[1] 防災科学技術研究所
doi:10.1785/0120200365
Date: 2021-6-15
要旨
大地震の後には余震が活発に起こります。余震活動の推移を早く正確に予測できれば、発災後の避難や復旧活動を円滑に進める上で非常に有用となると考えられます。従来は、余震の発生頻度とマグニチュードがそれぞれ大森・宇津則(*1)とグーテンベルク・リヒター則(*2)にしたがうことを利用して、「マグニチュードOO以上の地震がOO日以内に起こる確率はOO%」という予測が行われてきました。しかし、大地震の直後には余震があまりにも多く起こるため、地震計記録上ではいくつもの余震による地震波が「重なり合って」記録されます(図参照)。地震波が重なり合う記録からは、地震の個数やマグニチュードを正確に読み取ることができなくなります。そのため、従来の手法は、地震波が重なり合わないくらいに地震の数が少なくなってから(おおむね1週間後以降)初めて適用できるものであり、最も重要な大地震直後の時間帯では実用的に使える手法ではありませんでした。
本研究では、地震計記録を一定時間ごとに区切り、それぞれの時間帯での最大振幅(区間最大振幅。図参照)がどのような統計則にしたがうかを、極値統計(*3)という理論に基づき検討しました。その結果、区間最大振幅が「非定常Frechet分布」という確率分布にしたがうことが分かりました。この確率分布を用いて2008年岩手・宮城内陸地震の発生後3時間以内の地震計記録を解析し、「最大振幅OO以上の揺れが4日以内に起こる確率はOO%」という予測を行った結果、4日以内に生じた実際の最大の揺れを、実用上そん色ない精度で予測することができました。従来法では「マグニチュード」を予測していましたが、新手法ではより被害に直結する「揺れの強さ」を観測地点ごとに予測できるようになりました。
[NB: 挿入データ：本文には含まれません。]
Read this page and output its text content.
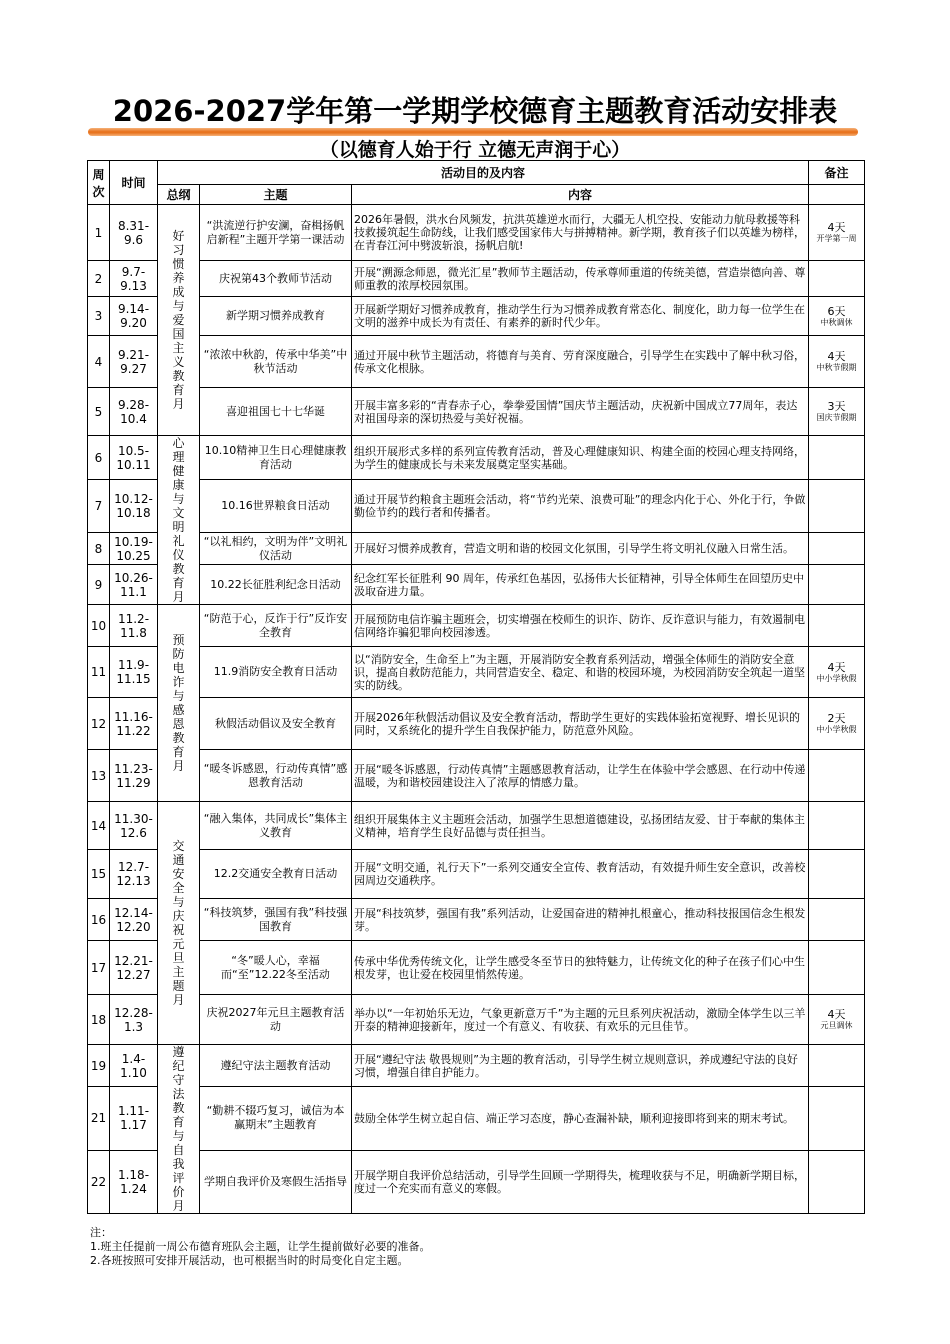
2026-2027学年第一学期学校德育主题教育活动安排表
（以德育人始于行 立德无声润于心）
周次	时间	活动目的及内容			备注
		总纲	主题	内容	
1	8.31-9.6	好习惯养成与爱国主义教育月	“洪流逆行护安澜，奋楫扬帆启新程”主题开学第一课活动	2026年暑假，洪水台风频发，抗洪英雄逆水而行，大疆无人机空投、安能动力航母救援等科技救援筑起生命防线，让我们感受国家伟大与拼搏精神。新学期，教育孩子们以英雄为榜样，在青春江河中劈波斩浪，扬帆启航!	4天
开学第一周

2	9.7-9.13		庆祝第43个教师节活动	开展“溯源念师恩，微光汇星”教师节主题活动，传承尊师重道的传统美德，营造崇德向善、尊师重教的浓厚校园氛围。	

3	9.14-9.20		新学期习惯养成教育	开展新学期好习惯养成教育，推动学生行为习惯养成教育常态化、制度化，助力每一位学生在文明的滋养中成长为有责任、有素养的新时代少年。	6天
中秋调休

4	9.21-9.27		“浓浓中秋韵，传承中华美”中秋节活动	通过开展中秋节主题活动，将德育与美育、劳育深度融合，引导学生在实践中了解中秋习俗，传承文化根脉。	4天
中秋节假期

5	9.28-10.4		喜迎祖国七十七华诞	开展丰富多彩的“青春赤子心，拳拳爱国情”国庆节主题活动，庆祝新中国成立77周年，表达对祖国母亲的深切热爱与美好祝福。	3天
国庆节假期

6	10.5-10.11	心理健康与文明礼仪教育月	10.10精神卫生日心理健康教育活动	组织开展形式多样的系列宣传教育活动，普及心理健康知识、构建全面的校园心理支持网络，为学生的健康成长与未来发展奠定坚实基础。	

7	10.12-10.18		10.16世界粮食日活动	通过开展节约粮食主题班会活动，将“节约光荣、浪费可耻”的理念内化于心、外化于行，争做勤俭节约的践行者和传播者。	

8	10.19-10.25		“以礼相约，文明为伴”文明礼仪活动	开展好习惯养成教育，营造文明和谐的校园文化氛围，引导学生将文明礼仪融入日常生活。	

9	10.26-11.1		10.22长征胜利纪念日活动	纪念红军长征胜利 90 周年，传承红色基因，弘扬伟大长征精神，引导全体师生在回望历史中汲取奋进力量。	

10	11.2-11.8	预防电诈与感恩教育月	“防范于心，反诈于行”反诈安全教育	开展预防电信诈骗主题班会，切实增强在校师生的识诈、防诈、反诈意识与能力，有效遏制电信网络诈骗犯罪向校园渗透。	

11	11.9-11.15		11.9消防安全教育日活动	以“消防安全，生命至上”为主题，开展消防安全教育系列活动，增强全体师生的消防安全意识，提高自救防范能力，共同营造安全、稳定、和谐的校园环境，为校园消防安全筑起一道坚实的防线。	4天
中小学秋假

12	11.16-11.22		秋假活动倡议及安全教育	开展2026年秋假活动倡议及安全教育活动，帮助学生更好的实践体验拓宽视野、增长见识的同时，又系统化的提升学生自我保护能力，防范意外风险。	2天
中小学秋假

13	11.23-11.29		“暖冬诉感恩，行动传真情”感恩教育活动	开展“暖冬诉感恩，行动传真情”主题感恩教育活动，让学生在体验中学会感恩、在行动中传递温暖，为和谐校园建设注入了浓厚的情感力量。	

14	11.30-12.6	交通安全与庆祝元旦主题月	“融入集体，共同成长”集体主义教育	组织开展集体主义主题班会活动，加强学生思想道德建设，弘扬团结友爱、甘于奉献的集体主义精神，培育学生良好品德与责任担当。	

15	12.7-12.13		12.2交通安全教育日活动	开展“文明交通，礼行天下”一系列交通安全宣传、教育活动，有效提升师生安全意识，改善校园周边交通秩序。	

16	12.14-12.20		“科技筑梦，强国有我”科技强国教育	开展“科技筑梦，强国有我”系列活动，让爱国奋进的精神扎根童心，推动科技报国信念生根发芽。	

17	12.21-12.27		“冬”暖人心，幸福而“至”12.22冬至活动	传承中华优秀传统文化，让学生感受冬至节日的独特魅力，让传统文化的种子在孩子们心中生根发芽，也让爱在校园里悄然传递。	

18	12.28-1.3		庆祝2027年元旦主题教育活动	举办以“一年初始乐无边，气象更新意万千”为主题的元旦系列庆祝活动，激励全体学生以三羊开泰的精神迎接新年，度过一个有意义、有收获、有欢乐的元旦佳节。	4天
元旦调休

19	1.4-1.10	遵纪守法教育与自我评价月	遵纪守法主题教育活动	开展“遵纪守法 敬畏规则”为主题的教育活动，引导学生树立规则意识，养成遵纪守法的良好习惯，增强自律自护能力。	

21	1.11-1.17		“勤耕不辍巧复习，诚信为本赢期末”主题教育	鼓励全体学生树立起自信、端正学习态度，静心查漏补缺，顺利迎接即将到来的期末考试。	

22	1.18-1.24		学期自我评价及寒假生活指导	开展学期自我评价总结活动，引导学生回顾一学期得失，梳理收获与不足，明确新学期目标，度过一个充实而有意义的寒假。	
注：
1.班主任提前一周公布德育班队会主题，让学生提前做好必要的准备。
2.各班按照可安排开展活动，也可根据当时的时局变化自定主题。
この手法では余震だけではなく観測地点ごとの「普段の地震活動」を把握することができるため、大地震が起こった後の余震活動が「普段の何倍くらい活発か」などの情報を提供できると考えられます。また、最大振幅だけではなく震度の予測も可能と考えられます。今後は、様々なタイプの過去の地震にこの手法を適用し、その適用範囲の検証を進める予定です。
掲載情報
本成果は,2021年6月15日に米国地震学会発行の学術誌「Bulletin of the Seismological Society of America」にオンライン掲載されました.
論文:Sawazaki, K. (2021) Early forecast of maximum amplitude due to aftershocks by applying extreme value statistics to a single continuous seismogram,
Bull. Seism. Soc. Am., 111(5). 2825-2845 DOI:10.1785/0120200365.
備考
本研究はJSPS科研費JP17K14385の助成を受けたものです。解析には、防災科研Hi-net、KiK-netのデータを用いました。
用語の説明
※1
大森・宇津則(または改良大森則)
本震後の経過時間と余震の発生頻度との関係を表す経験則の一つ。経過時間をtとすると、発生頻度はt
p分の1に比例する。pの値は1よりやや大きい場合が多い。
※2
グーテンベルク・リヒター則
地震の規模(マグニチュード)と発生頻度との関係を表す経験則の一つ。マグニチュードが1大きくなると発生頻度が10
b分の1に下がる。bの値には地域性があり時間変化もするが、概ね1程度である場合が多い。
※3
極値統計学
大地震や集中豪雨など、めったに起こらないが起こると重大な結果をもたらす現象を扱う際には、ある期間の中での最大(または最小)のイベントがどのような確率分布にしたがうかが重要となる。このような最大値(または最小値)がしたがう統計則を扱う学問を極値統計学という。